Together, they say, the wheat genome sequences may help biologists not only better understand the evolutionary history of wheat, but also advance the quest for hardier, more pest- and drought-resistant wheat types to help feed the world’s growing population.
“After many years of trying, we’ve finally been able to produce a high-quality assembly of this very challenging genome,” says Steven Salzberg, Ph.D., Bloomberg Distinguished Professor of Biomedical Engineering at the Johns Hopkins University Whiting School of Engineering and the McKusick-Nathans Institute of Genetic Medicine at the Johns Hopkins University School of Medicine.
According to the Johns Hopkins scientists, bread wheat has one of the most complex genomes known to science, containing an estimated 16 billion base pairs of DNA and six copies of seven chromosomes. By comparison, the human genome is about five times smaller, with about three billion base pairs and two copies of 23 chromosomes.

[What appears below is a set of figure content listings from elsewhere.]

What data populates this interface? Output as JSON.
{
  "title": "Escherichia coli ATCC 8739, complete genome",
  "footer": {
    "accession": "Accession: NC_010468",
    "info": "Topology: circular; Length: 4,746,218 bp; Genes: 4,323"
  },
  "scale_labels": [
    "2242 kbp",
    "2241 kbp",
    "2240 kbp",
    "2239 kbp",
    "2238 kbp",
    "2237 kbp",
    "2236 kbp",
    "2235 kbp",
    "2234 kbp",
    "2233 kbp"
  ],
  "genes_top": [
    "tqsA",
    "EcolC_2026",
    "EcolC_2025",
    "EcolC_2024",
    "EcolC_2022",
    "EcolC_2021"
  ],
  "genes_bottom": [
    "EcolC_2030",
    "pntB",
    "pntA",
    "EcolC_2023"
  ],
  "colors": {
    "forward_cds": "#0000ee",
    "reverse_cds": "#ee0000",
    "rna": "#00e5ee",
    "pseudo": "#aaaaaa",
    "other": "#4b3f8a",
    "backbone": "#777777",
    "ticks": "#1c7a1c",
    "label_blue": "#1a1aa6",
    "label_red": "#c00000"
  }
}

Previously published versions of the bread wheat genome have contained large gaps in its highly repetitive DNA sequence.
“The repetitive nature of this genome makes it difficult to fully sequence,” says Salzberg. “It’s like trying to put together a jigsaw puzzle of a landscape scene with a huge blue sky. There are lots of very similar, small pieces to assemble.”
The newly assembled bread wheat genome, which cost $300,000 for the sequencing alone, took a year for the Johns Hopkins researchers to assemble 1.5 trillion bases of raw data into a final assembly of 15.34 billion base pairs.
To do it, Salzberg and his team used two types of genome sequencing technology: high throughput and nanopore sequencing. As its name implies, high throughput sequencing generates massive amounts of DNA base pairs very quickly and cheaply, although the fragments are very short—just 150 base pairs long for this project. To help assemble the repetitive areas, the Johns Hopkins team used nanopore sequencing, which forces DNA through tiny pores with an electric current running through them. The technology enables scientists to read up to 20,000 base pairs at a time by measuring changes in the flow of the current as a strand of DNA passes through the pore.
Salzberg says that sequencing a genome of this size requires not only genetic expertise, but also very large computing resources available at relatively few research institutions around the world. The team relied heavily on the Maryland Advanced Research Computing Center, a computing center shared by Hopkins and the University of Maryland, which has over 20,000 computer cores (CPUs) and over 20 petabytes of data storage. The team used approximately 100 CPU years to put this genome together.
Salzberg and his team also participated in the collaborative effort reported in the journal Nature to sequence an ancestral type of wheat, Aegilops tauschii, which is commonly referred to as goatgrass and still found in parts of Asia and Europe. Its genome is approximately one-third the size of the bread wheat genome, but has similar levels of repetition. The work, done as part of a collaborative effort between the University of California, Davis; Johns Hopkins; and the University of Georgia, took approximately four years to complete. Using ordered-clone genome sequencing, shotgun sequencing and optical genome mapping, the team pieced together the 4.3 billion nucleotides that make up the plant’s genetic sequence. With this information, the rest of the team was able to identify sequences that make up the genes responsible for specific characteristics in the plant.
Other researchers involved with the bread wheat study included Aleskey V. Zimin and Daniela Puiu, both members of Salzberg’s laboratory in the Center for Computational Biology at the McKusick-Nathans Institute of Genetic Medicine; Sarah Kingan and Richard Hall of Pacific Biosciences in Menlo Park, California; and Bernardo J. Clavijo of the Earlham Institute in Norwich, United Kingdom.